MERRILY WE ROLL ALONG


MERRILY WE ROLL ALONG
at the Menier Chocolate Factory
01.02.12

A sell-out run for this welcome Sondheim revival, given a solid-gold staging in Maria Friedman's assured production.

There's talk of a West End transfer, too, but some of the charm of the Menier show is the up-close intimacy of the shared experience. Even the nine-strong band is shoe-horned onto the stage, standing in their perspex box like so many tube travellers. [MD is Catherine Jayes.]

Though it was not a hit first time out, the show has many strengths, not least its ingenious structure. Like Pinter's Betrayal, it works backwards through the years, so that the happy ending is almost unbearably sad.
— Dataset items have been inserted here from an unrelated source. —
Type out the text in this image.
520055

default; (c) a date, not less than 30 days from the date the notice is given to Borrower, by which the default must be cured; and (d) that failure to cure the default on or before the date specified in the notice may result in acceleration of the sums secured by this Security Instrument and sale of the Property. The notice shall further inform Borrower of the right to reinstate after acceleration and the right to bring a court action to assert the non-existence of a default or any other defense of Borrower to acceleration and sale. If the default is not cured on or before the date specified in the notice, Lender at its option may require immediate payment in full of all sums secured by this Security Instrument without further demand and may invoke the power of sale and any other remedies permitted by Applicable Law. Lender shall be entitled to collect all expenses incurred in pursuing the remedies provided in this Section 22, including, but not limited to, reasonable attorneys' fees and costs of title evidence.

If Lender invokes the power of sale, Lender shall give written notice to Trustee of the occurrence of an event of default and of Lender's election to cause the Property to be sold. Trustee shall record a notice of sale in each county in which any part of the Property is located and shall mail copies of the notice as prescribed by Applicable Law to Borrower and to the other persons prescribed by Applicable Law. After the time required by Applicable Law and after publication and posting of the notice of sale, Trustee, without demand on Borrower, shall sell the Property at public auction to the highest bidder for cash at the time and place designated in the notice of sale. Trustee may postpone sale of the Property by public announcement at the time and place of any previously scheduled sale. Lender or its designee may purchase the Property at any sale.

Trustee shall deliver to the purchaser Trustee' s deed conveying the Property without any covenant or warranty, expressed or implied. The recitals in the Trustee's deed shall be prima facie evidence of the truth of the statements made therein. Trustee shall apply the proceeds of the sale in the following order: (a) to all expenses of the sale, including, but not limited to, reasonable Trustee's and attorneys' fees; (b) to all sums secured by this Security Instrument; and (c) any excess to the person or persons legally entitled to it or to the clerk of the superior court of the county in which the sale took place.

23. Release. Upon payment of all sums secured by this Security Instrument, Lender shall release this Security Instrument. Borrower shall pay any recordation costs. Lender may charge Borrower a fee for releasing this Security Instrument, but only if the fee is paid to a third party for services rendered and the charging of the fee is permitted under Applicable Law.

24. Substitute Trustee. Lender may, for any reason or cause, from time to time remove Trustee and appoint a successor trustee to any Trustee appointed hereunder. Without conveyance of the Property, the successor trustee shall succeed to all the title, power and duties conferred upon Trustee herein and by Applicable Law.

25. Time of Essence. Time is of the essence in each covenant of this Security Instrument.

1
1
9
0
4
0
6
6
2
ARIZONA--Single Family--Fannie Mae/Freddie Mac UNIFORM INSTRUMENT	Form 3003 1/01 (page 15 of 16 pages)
At the heart of the story, three best friends, who meet as students – writer, composer, critic/novelist – but drift apart and end acrimoniously. Mary – a superb performance from Jenna Russell – turns to the bottle, Frank [impeccably sung and acted by Mark Umbers] sells out to Hollywood, and poor old Charley [Damian Humbley] is sidelined but refuses to compromise.

The staging is slick and ingenious, and I was amazed at the subtlety of the sound balance achieved in this reclaimed industrial space. The music is complex, and many of the choruses are almost operatic in their structure. Though there are no memorable tunes, even by Sondheim standards, there are plenty of super numbers, like Charley's bouncy, bitter Franklin Shepard Inc. And the title song refrain which heralds the next step back in time – how did we get where we are ?

And that question is at the heart of this show – a poignant, elegantly crafted dissection of showbusiness, friendship, idealism and disillusion.

Transferred to the plusher Harold Pinter, with comfier seats and proper pit for the band, the show is just as intimate, just as compelling. This second look reveals the brilliant work in supporting roles by such as Martin Callaghan as camp Terry, and the redneck father of Frank's first wife Beth [Clare Foster]. The self-centred, vicious Gussie, star of the musicals and Frank's second wife, is memorably played by Serafina Gabrielle.